I hope that Amendments Nos. 1 and 4 deal with all those points. First, they completely drop the tribunal proposal so that that difficulty goes. Secondly, they provide for an authority established and set out in Schedule 1, which appears in Amendment No. 4. Once that authority is established, it is for that authority and not for government to decide which is the appropriate body to draw up a particular code for any particular relevant activity or activities. If it relates to how rats should properly be killed, obviously it would be a different body from one that dealt with rabbit catching or a form of hunting. Once the authority has appointed an appropriate body in relation to a particular activity, that body then drafts a code and submits the code to the authority. The authority then decides whether it approves of the code. If it does, it submits it to the Secretary of State. If the Secretary of State likes the code, he lays before Parliament a statutory instrument to recognise the code. I hope that that entirely answers the point rightly raised by the committee on delegated legislation in that the code will have no effect unless and until it is approved by statutory instrument.

If, on the other hand, the Secretary of State is unhappy with the code, or with any part of it, he refers it back to the authority and explains his reasons for not being satisfied with it. Thus, under the Bill as it would be if amended, the code is subject to parliamentary control as required by the Delegated Powers and Regulatory Reform Committee.
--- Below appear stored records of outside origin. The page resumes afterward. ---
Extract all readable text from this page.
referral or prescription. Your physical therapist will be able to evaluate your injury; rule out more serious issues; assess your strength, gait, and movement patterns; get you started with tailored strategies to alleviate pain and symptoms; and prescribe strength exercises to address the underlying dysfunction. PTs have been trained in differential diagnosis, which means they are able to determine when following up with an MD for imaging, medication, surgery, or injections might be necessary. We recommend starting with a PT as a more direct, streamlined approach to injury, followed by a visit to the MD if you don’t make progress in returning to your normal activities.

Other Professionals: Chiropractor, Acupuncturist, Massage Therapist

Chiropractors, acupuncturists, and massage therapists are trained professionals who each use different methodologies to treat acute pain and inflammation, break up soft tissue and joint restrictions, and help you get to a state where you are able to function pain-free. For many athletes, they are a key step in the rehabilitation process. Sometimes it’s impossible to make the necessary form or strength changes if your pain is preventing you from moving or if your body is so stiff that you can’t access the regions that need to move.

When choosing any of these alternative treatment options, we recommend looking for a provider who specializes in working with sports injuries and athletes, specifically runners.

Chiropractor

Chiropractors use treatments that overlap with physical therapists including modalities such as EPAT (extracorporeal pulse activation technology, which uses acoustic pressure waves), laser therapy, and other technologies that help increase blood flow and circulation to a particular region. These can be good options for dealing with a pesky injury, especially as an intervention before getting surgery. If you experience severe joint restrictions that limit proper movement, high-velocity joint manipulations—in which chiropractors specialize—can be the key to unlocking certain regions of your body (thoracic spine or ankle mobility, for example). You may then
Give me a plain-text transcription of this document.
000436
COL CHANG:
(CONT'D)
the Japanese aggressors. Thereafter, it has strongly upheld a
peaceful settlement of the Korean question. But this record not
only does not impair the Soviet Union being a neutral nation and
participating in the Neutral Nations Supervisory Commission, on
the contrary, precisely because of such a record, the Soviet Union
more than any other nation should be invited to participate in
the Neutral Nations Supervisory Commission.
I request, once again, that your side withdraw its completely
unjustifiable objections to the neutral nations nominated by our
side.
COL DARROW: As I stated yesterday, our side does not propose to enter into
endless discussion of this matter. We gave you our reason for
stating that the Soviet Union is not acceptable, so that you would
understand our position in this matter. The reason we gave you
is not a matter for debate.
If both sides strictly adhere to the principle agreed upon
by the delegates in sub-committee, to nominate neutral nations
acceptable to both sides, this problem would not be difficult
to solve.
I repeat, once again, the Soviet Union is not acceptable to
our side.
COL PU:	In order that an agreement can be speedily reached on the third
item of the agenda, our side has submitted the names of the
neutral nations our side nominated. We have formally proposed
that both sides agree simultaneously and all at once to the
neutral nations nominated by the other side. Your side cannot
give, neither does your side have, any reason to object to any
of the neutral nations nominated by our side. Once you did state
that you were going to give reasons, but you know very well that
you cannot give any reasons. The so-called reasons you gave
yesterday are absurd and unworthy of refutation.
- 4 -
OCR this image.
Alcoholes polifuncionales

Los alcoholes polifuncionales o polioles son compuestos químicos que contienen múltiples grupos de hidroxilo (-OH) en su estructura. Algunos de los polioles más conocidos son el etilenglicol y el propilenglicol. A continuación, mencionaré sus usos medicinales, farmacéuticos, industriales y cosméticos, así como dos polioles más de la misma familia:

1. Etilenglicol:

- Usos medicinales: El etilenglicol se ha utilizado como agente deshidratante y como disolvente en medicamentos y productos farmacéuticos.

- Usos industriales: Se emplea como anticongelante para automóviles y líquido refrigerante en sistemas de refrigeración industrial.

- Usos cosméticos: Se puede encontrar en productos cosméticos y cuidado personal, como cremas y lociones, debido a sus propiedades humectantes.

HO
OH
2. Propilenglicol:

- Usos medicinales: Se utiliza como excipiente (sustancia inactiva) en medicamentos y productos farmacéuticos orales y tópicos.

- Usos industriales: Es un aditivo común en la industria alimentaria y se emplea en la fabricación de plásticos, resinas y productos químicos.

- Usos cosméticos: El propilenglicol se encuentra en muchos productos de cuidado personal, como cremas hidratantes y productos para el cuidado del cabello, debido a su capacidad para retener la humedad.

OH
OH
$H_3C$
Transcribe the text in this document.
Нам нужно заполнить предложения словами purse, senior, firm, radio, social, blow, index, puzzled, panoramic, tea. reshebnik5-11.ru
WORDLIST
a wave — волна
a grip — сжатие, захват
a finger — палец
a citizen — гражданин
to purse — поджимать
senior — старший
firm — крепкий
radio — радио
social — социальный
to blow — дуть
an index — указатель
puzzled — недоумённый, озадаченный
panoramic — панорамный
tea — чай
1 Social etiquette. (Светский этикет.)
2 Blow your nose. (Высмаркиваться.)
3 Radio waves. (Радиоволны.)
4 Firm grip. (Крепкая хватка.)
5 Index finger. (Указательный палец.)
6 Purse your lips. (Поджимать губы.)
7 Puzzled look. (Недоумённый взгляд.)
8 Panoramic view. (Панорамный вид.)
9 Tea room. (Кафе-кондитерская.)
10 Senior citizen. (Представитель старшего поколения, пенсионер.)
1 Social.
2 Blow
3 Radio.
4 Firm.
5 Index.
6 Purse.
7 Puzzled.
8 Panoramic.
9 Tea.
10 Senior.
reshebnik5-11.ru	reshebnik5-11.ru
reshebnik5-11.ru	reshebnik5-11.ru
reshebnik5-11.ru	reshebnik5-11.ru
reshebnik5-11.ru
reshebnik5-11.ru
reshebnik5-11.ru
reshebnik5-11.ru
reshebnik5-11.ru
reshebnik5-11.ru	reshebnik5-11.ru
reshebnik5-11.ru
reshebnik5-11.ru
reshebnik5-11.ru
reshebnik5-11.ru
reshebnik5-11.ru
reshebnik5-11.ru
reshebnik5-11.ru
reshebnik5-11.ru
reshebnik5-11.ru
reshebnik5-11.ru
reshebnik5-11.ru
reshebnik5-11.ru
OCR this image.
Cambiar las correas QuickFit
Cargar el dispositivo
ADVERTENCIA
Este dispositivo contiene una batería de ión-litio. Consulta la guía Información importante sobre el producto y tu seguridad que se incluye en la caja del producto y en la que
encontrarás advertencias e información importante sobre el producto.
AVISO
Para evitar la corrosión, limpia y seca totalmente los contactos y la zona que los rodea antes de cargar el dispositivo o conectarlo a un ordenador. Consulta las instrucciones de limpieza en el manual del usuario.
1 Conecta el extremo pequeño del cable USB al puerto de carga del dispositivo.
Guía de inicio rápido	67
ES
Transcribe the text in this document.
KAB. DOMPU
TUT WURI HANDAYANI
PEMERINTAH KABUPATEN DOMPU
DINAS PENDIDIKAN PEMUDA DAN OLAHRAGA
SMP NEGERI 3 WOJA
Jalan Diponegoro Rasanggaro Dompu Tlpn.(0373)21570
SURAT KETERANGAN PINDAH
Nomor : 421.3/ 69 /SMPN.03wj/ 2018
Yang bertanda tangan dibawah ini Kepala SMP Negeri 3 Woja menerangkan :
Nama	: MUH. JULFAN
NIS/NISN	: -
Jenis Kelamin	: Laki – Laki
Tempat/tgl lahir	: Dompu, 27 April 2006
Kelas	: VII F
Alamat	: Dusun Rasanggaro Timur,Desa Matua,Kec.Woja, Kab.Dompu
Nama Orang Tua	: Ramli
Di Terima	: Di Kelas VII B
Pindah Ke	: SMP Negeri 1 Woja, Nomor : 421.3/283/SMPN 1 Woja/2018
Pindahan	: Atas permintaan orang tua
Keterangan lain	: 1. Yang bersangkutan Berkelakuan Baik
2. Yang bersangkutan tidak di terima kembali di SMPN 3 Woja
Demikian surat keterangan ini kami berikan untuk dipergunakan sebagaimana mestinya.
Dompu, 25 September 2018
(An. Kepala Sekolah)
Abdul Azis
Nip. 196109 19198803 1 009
The Secretary of State is relieved of all the tasks imposed upon him by the Bill as it stands, save that he has to appoint the chairman of the authority and decide whether the code should be approved.

There is a central authority selecting the various code-makers and vetting their codes. It is to be hoped that having a central authority vetting the codes will produce a degree of uniformity and of approach which will render both the presentation and the content of the codes user friendly. It is hoped that the central authority will follow a common layout pattern and wording in various codes.

I hope that that explains these amendments which I venture to suggest would be a considerable improvement to the Bill. I beg to move.